I'm trying to prove the following:

Let $\Bbb Q$ be the countable set of rational numbers and $\{x_n\}_{n=1}^\infty$ be a sequence such that for every q $\in$ $\Bbb Q$ there is a $n \in \Bbb N$ with $x_n = q$. Prove that there is such a sequence $\{x_n\}$.

My initial thoughts for an attempt at a solution:

We know that $|\Bbb Q| = |\Bbb N|$ by the Cantor Theorem. Further, I can show that there is a bijection between $\Bbb Q$ and $\Bbb N$.

If I define $\{x_n\}_{n=1}^\infty$ as some relation between $(p,q) \in \Bbb Z \times \Bbb Z$, will ths properly prove that such a sequence exists?

Answer 1

It is actually quit easy once you know that $|\mathbb{Q}|=|\mathbb{N}|$ as this implies that there exists a bijection $f:\mathbb{N}\rightarrow \mathbb{Q}$. Now simply let $x_n = f(n)$.

Answer 2

The answer to this question is going to depend upon what you have available as definitions. Where I come from, a sequence of elements from a set $S$ is just a function $f:\mathbb{N}\rightarrow S$; if that is the case for you, since you already know there is a bijection from $\mathbb{N}$ to $\mathbb{Q}$ you are done!

If you wanted to explicitly write down such a sequence, then yes, you will probably want to start with a surjection from $\mathbb{N}$ to $\mathbb{Z}\times \mathbb{Z}$, and then a surjection from $\mathbb{Z}\times \mathbb{Z}$ to $\mathbb{Q}$. The composition of these functions will be a sequence that hits every rational number.

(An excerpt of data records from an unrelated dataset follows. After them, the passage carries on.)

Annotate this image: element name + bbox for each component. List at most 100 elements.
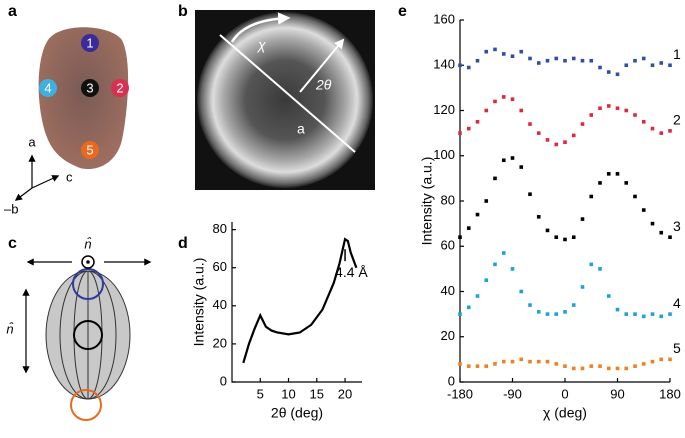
point: [563, 364, 567, 368]
y-tick-label: 120: [433, 102, 455, 117]
point: [580, 366, 585, 371]
y-tick-label: 0: [220, 373, 227, 388]
y-axis-label: Intensity (a.u.): [191, 258, 207, 347]
point: [493, 262, 497, 267]
point: [633, 312, 637, 316]
point: [668, 63, 672, 68]
point: [571, 56, 576, 61]
point: [519, 289, 524, 294]
point: [563, 237, 567, 242]
point: [501, 52, 506, 56]
b-label: χ: [256, 37, 266, 53]
point: [659, 357, 664, 362]
series-label: 3: [673, 218, 681, 234]
spot-label: 4: [44, 80, 51, 95]
x-axis-label: 2θ (deg): [271, 405, 323, 421]
spot: [39, 79, 57, 97]
point: [536, 131, 541, 135]
point: [598, 181, 602, 185]
y-tick-label: 40: [441, 283, 455, 298]
two-theta-arrow: [299, 38, 345, 93]
y-axis-label: Intensity (a.u.): [419, 157, 435, 246]
point: [519, 165, 524, 169]
b-label: 2θ: [315, 77, 332, 93]
point: [598, 364, 602, 368]
point: [589, 364, 594, 368]
point: [668, 235, 672, 239]
point: [606, 366, 611, 371]
point: [545, 138, 550, 142]
series-label: 1: [673, 46, 681, 62]
point: [606, 70, 611, 74]
point: [659, 314, 664, 319]
spot-label: 5: [86, 142, 93, 157]
point: [545, 312, 550, 316]
point: [589, 113, 594, 117]
point: [650, 359, 655, 364]
point: [624, 63, 629, 68]
point: [650, 312, 655, 316]
y-tick-label: 160: [433, 11, 455, 26]
panel-b: χ 2θ a: [195, 10, 375, 190]
ring-blue: [72, 268, 104, 300]
point: [493, 176, 497, 181]
point: [624, 312, 629, 316]
point: [589, 58, 594, 63]
x-tick-label: 180: [659, 386, 681, 401]
out-of-plane: [86, 260, 90, 264]
point: [501, 95, 506, 99]
point: [554, 56, 559, 61]
point: [615, 366, 620, 371]
point: [501, 359, 506, 364]
point: [668, 312, 672, 316]
panel-label: d: [178, 235, 188, 252]
point: [580, 58, 585, 63]
point: [475, 294, 480, 298]
point: [571, 366, 576, 371]
point: [528, 122, 532, 126]
spot-label: 2: [116, 80, 123, 95]
y-tick-label: 60: [213, 259, 227, 274]
series-label: 4: [673, 295, 681, 311]
point: [510, 156, 515, 160]
point: [606, 104, 611, 108]
point: [580, 217, 585, 221]
point: [519, 108, 524, 113]
point: [475, 212, 480, 217]
y-tick-label: 60: [441, 238, 455, 253]
point: [598, 65, 602, 70]
panel-label: c: [8, 235, 17, 252]
point: [466, 65, 471, 70]
point: [475, 364, 480, 368]
point: [633, 58, 637, 63]
point: [545, 228, 550, 233]
ring-black: [73, 320, 103, 350]
point: [641, 362, 646, 366]
point: [484, 364, 489, 368]
y-tick-label: 80: [441, 192, 455, 207]
point: [554, 142, 559, 147]
point: [641, 56, 646, 61]
point: [510, 97, 515, 101]
point: [484, 108, 489, 113]
point: [501, 251, 506, 255]
point: [633, 113, 637, 117]
point: [536, 310, 541, 314]
point: [536, 61, 541, 65]
spot: [111, 79, 129, 97]
point: [493, 362, 497, 366]
point: [598, 106, 602, 111]
x-axis-label: χ (deg): [543, 405, 587, 421]
point: [493, 99, 497, 104]
point: [606, 172, 611, 176]
y-tick-label: 100: [433, 147, 455, 162]
point: [528, 359, 532, 364]
point: [554, 235, 559, 239]
y-tick-label: 140: [433, 57, 455, 72]
point: [650, 63, 655, 68]
point: [563, 310, 567, 314]
point: [545, 58, 550, 63]
x-tick-label: 90: [610, 386, 624, 401]
spot: [81, 34, 99, 52]
series: [458, 95, 672, 147]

How to build such surjections? You could define $f:\mathbb{N}\rightarrow \mathbb{Z}\times \mathbb{Z}$ in pieces, say by sending numbers of the form $2^i3^j$ to $(i,j)$, numbers of the form $5^i7^j$ to $(-i,-j)$, numbers of the form $11^i13^j$ to $(i,-j)$, and numbers of the form $17^i19^j$ to $(-i,j)$, with everything else sent to $(0,0)$. You could define $g:\mathbb{Z}\times \mathbb{Z} \rightarrow \mathbb{Q}$ by sending $(0,q)$ and $(p,0)$ to $0$, and all other $(p,q)$ to $p/q$.